The 5th Circuit also sent the case back to the lower court to determine how a new rule published on the Federal Register by the Biden administration will affect this ruling. The new DACA rule, which is set to become effective on October 31st, doesn’t make any substantive changes to the DACA program, but would formalize it and address some of the procedural concerns that the courts have had with the legality of DACA. Judge Hanen has scheduled a conference with attorneys on Oct 14th to address this question.
Refugee admission for fiscal year 2022 remain low but show signs of hope
Last week the official data for refugee admissions was published, showing a total of 25,465 refugees welcomed to the United States in fiscal year 2022. While this number is still very low in comparison to the refugee ceiling set at 125,000, it shows an improvement over recent years that were deeply affected by policies under the Trump administration as well as COVID-19 restrictions. There were more refugees admitted in the United States in 2022 than in fiscal years 2020 and 2021 combined. President Biden has kept the presidential determination for fiscal year 2023 at the same 125,000 ceiling.
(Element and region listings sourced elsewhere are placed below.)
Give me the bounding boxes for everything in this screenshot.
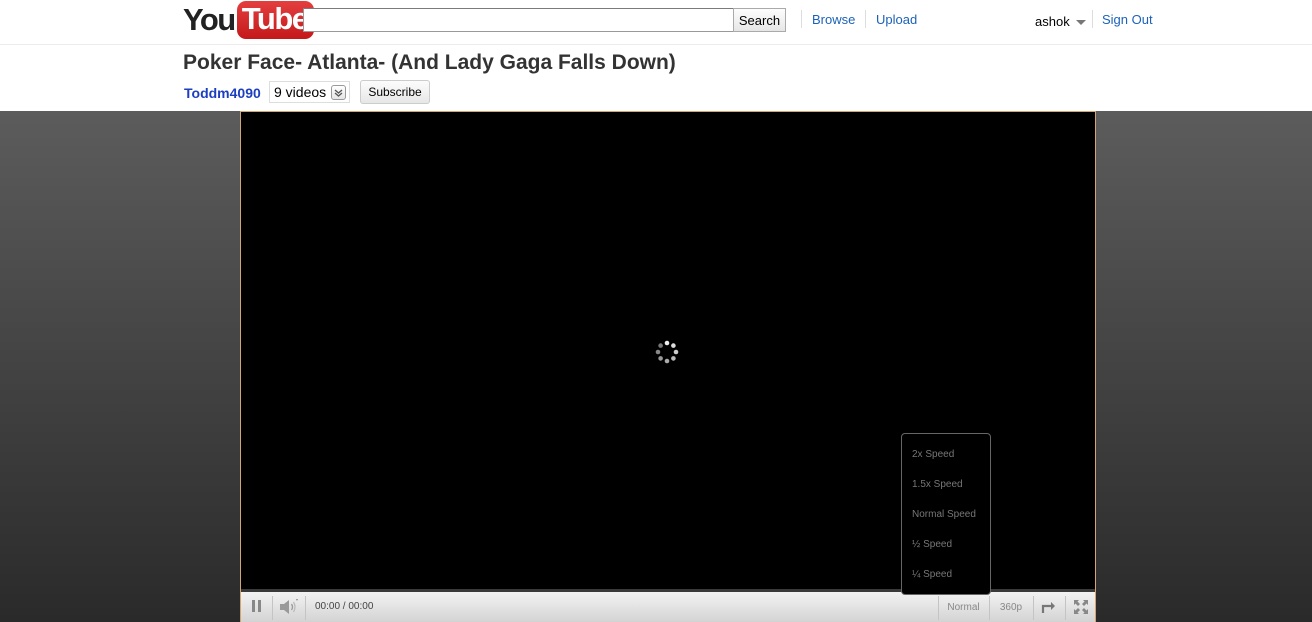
videos-count: 9 videos: [274, 84, 327, 100]
speed-option-quarter[interactable]: ¼ Speed: [902, 562, 990, 592]
user-menu[interactable]: ashok: [1035, 14, 1086, 29]
search-input[interactable]: [303, 8, 734, 32]
loop-icon: [1041, 602, 1055, 613]
search-button[interactable]: Search: [733, 8, 786, 32]
nav-divider: [865, 10, 866, 28]
speed-option-normal[interactable]: Normal Speed: [902, 502, 990, 532]
speed-option-half[interactable]: ½ Speed: [902, 532, 990, 562]
username: ashok: [1035, 14, 1070, 29]
sign-out-link[interactable]: Sign Out: [1102, 12, 1153, 27]
quality-button[interactable]: 360p: [990, 592, 1032, 622]
speed-button[interactable]: Normal: [939, 592, 988, 622]
video-title: Poker Face- Atlanta- (And Lady Gaga Fall…: [183, 51, 676, 74]
pause-icon: [251, 599, 263, 615]
speed-menu: 2x Speed 1.5x Speed Normal Speed ½ Speed…: [901, 433, 991, 595]
pause-button[interactable]: [241, 592, 272, 622]
quality-label: 360p: [999, 601, 1023, 613]
fullscreen-button[interactable]: [1066, 592, 1095, 622]
logo-you-text: You: [183, 2, 236, 37]
speed-option-1-5x[interactable]: 1.5x Speed: [902, 472, 990, 502]
nav-divider: [801, 10, 802, 28]
fullscreen-icon: [1073, 600, 1088, 614]
browse-link[interactable]: Browse: [812, 12, 855, 27]
logo-tube-text: Tube: [236, 1, 314, 39]
volume-button[interactable]: [273, 592, 305, 622]
loop-button[interactable]: [1034, 592, 1064, 622]
caret-down-icon: [1075, 19, 1086, 25]
youtube-logo[interactable]: You Tube: [183, 1, 314, 39]
nav-divider: [1092, 10, 1093, 28]
loading-spinner-icon: [655, 340, 679, 364]
chevron-down-icon: [331, 84, 347, 100]
channel-link[interactable]: Toddm4090: [184, 85, 261, 101]
speed-option-2x[interactable]: 2x Speed: [902, 442, 990, 472]
masthead: You Tube Search Browse Upload ashok Sign…: [0, 0, 1312, 45]
speed-label: Normal: [947, 601, 980, 613]
control-divider: [305, 596, 306, 620]
time-display: 00:00 / 00:00: [315, 601, 374, 612]
upload-link[interactable]: Upload: [876, 12, 917, 27]
volume-icon: [280, 599, 298, 614]
channel-videos-button[interactable]: 9 videos: [269, 81, 351, 103]
subscribe-button[interactable]: Subscribe: [360, 80, 430, 104]
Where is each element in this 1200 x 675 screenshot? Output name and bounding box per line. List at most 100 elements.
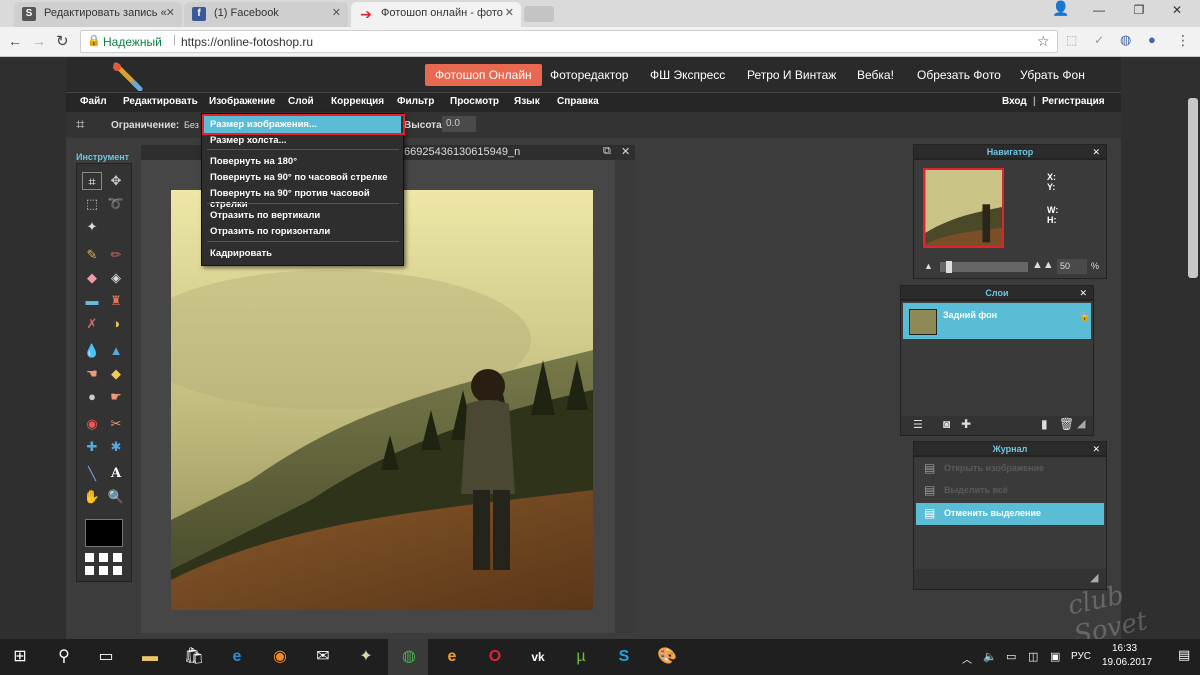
layer-mask-icon[interactable]: ◙: [943, 417, 950, 431]
restore-icon[interactable]: ⧉: [603, 145, 611, 158]
register-link[interactable]: Регистрация: [1042, 96, 1105, 107]
login-link[interactable]: Вход: [1002, 96, 1027, 107]
menu-dots-icon[interactable]: ⋮: [1176, 32, 1190, 49]
tab-fotoshop[interactable]: ➔ Фотошоп онлайн - фото ✕: [351, 2, 521, 27]
menu-item-flip-horizontal[interactable]: Отразить по горизонтали: [210, 226, 330, 237]
volume-icon[interactable]: 🔈: [983, 650, 997, 663]
close-icon[interactable]: ✕: [1092, 145, 1100, 160]
stamp-tool-icon[interactable]: ♜: [106, 292, 126, 310]
sharpen-tool-icon[interactable]: ▲: [106, 342, 126, 360]
window-close-icon[interactable]: ✕: [1162, 3, 1192, 17]
menu-layer[interactable]: Слой: [288, 96, 314, 107]
omnibox[interactable]: 🔒 Надежный | https://online-fotoshop.ru …: [80, 30, 1058, 53]
sponge-tool-icon[interactable]: ◆: [106, 365, 126, 383]
resize-handle-icon[interactable]: ◢: [1090, 571, 1098, 584]
eraser-tool-icon[interactable]: ◆: [82, 269, 102, 287]
layer-settings-icon[interactable]: ☰: [913, 418, 923, 431]
ie-icon[interactable]: e: [440, 646, 464, 668]
constraint-select[interactable]: Без: [184, 120, 199, 130]
trash-icon[interactable]: 🗑: [1059, 417, 1074, 431]
zoom-out-icon[interactable]: ▲: [924, 261, 933, 271]
nav-fsh-express[interactable]: ФШ Экспресс: [640, 64, 735, 86]
history-item[interactable]: ▤ Открыть изображение: [916, 459, 1104, 479]
menu-file[interactable]: Файл: [80, 96, 107, 107]
file-explorer-icon[interactable]: ▬: [138, 646, 162, 668]
magic-wand-icon[interactable]: ✦: [82, 218, 102, 236]
nav-retro-vintage[interactable]: Ретро И Винтаж: [737, 64, 846, 86]
close-icon[interactable]: ✕: [1092, 442, 1100, 457]
menu-help[interactable]: Справка: [557, 96, 599, 107]
close-icon[interactable]: ✕: [332, 6, 341, 19]
language-indicator[interactable]: РУС: [1071, 651, 1091, 662]
menu-adjustments[interactable]: Коррекция: [331, 96, 384, 107]
tab-facebook[interactable]: f (1) Facebook ✕: [184, 2, 348, 27]
menu-item-rotate-90-ccw[interactable]: Повернуть на 90° против часовой стрелки: [210, 188, 403, 210]
utorrent-icon[interactable]: µ: [569, 646, 593, 668]
menu-filter[interactable]: Фильтр: [397, 96, 434, 107]
dodge-tool-icon[interactable]: ●: [82, 388, 102, 406]
smudge-tool-icon[interactable]: ☚: [82, 365, 102, 383]
blur-tool-icon[interactable]: 💧: [82, 342, 102, 360]
bucket-tool-icon[interactable]: ◈: [106, 269, 126, 287]
marquee-tool-icon[interactable]: ⬚: [82, 195, 102, 213]
hand-tool-icon[interactable]: ✋: [82, 488, 102, 506]
menu-item-image-size[interactable]: Размер изображения...: [210, 119, 317, 130]
move-tool-icon[interactable]: ✥: [106, 172, 126, 190]
zoom-input[interactable]: 50: [1057, 259, 1087, 274]
crop-tool-icon[interactable]: ⌗: [82, 172, 102, 190]
new-tab-button[interactable]: [524, 6, 554, 22]
menu-item-rotate-180[interactable]: Повернуть на 180°: [210, 156, 297, 167]
minimize-icon[interactable]: —: [1084, 3, 1114, 17]
search-icon[interactable]: ⚲: [52, 646, 76, 668]
brush-tool-icon[interactable]: ✏: [106, 246, 126, 264]
close-icon[interactable]: ✕: [1079, 286, 1087, 301]
healing-tool-icon[interactable]: ✗: [82, 315, 102, 333]
bloat-tool-icon[interactable]: ✚: [82, 438, 102, 456]
navigator-thumbnail[interactable]: [923, 168, 1004, 248]
vk-icon[interactable]: vk: [526, 646, 550, 668]
replace-color-icon[interactable]: ◑: [106, 315, 126, 333]
clock-time[interactable]: 16:33: [1112, 643, 1137, 654]
reload-icon[interactable]: ↻: [56, 32, 69, 50]
menu-item-flip-vertical[interactable]: Отразить по вертикали: [210, 210, 320, 221]
zoom-tool-icon[interactable]: 🔍: [106, 488, 126, 506]
chrome-icon[interactable]: ◍: [397, 646, 421, 668]
menu-edit[interactable]: Редактировать: [123, 96, 198, 107]
back-icon[interactable]: ←: [8, 33, 22, 49]
nav-photo-editor[interactable]: Фоторедактор: [540, 64, 638, 86]
menu-view[interactable]: Просмотр: [450, 96, 499, 107]
tab-edit-post[interactable]: S Редактировать запись « ✕: [14, 2, 182, 27]
canvas-scrollbar[interactable]: [615, 160, 635, 633]
nav-webcam[interactable]: Вебка!: [847, 64, 904, 86]
nav-fotoshop-online[interactable]: Фотошоп Онлайн: [425, 64, 542, 86]
grid-icon[interactable]: [83, 551, 125, 577]
task-view-icon[interactable]: ▭: [94, 646, 118, 668]
menu-item-rotate-90-cw[interactable]: Повернуть на 90° по часовой стрелке: [210, 172, 388, 183]
text-tool-icon[interactable]: A: [106, 465, 126, 483]
battery-icon[interactable]: ▭: [1006, 650, 1016, 663]
gradient-tool-icon[interactable]: ▬: [82, 292, 102, 310]
layer-styles-icon[interactable]: ✚: [961, 417, 971, 431]
menu-item-crop[interactable]: Кадрировать: [210, 248, 272, 259]
paint-icon[interactable]: 🎨: [655, 646, 679, 668]
resize-handle-icon[interactable]: ◢: [1077, 417, 1085, 430]
zoom-in-icon[interactable]: ▲▲: [1032, 259, 1054, 271]
tray-chevron-icon[interactable]: ︿: [962, 651, 972, 666]
network-icon[interactable]: ◫: [1028, 650, 1038, 663]
message-icon[interactable]: ▣: [1050, 650, 1060, 663]
globe-icon[interactable]: ◍: [1120, 32, 1131, 48]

A report from CBS News offers some more hopeful news for the future of refugee resettlement as the refugee pipeline saw a significant increase throughout the year. They reported that USCIS interviewed almost 44,000 refugee applicants, which was a 382% increase from 2021. It’s also noteworthy that the U.S. welcomed almost 90,000 Afghans and 62,000 Ukrainians throughout the fiscal year. While most of those fleeing Afghanistan and Ukraine arrived through humanitarian parole rather than the US Refugee Admission Program, resettlement agencies across the country provided vital services to help them settle into their new homes.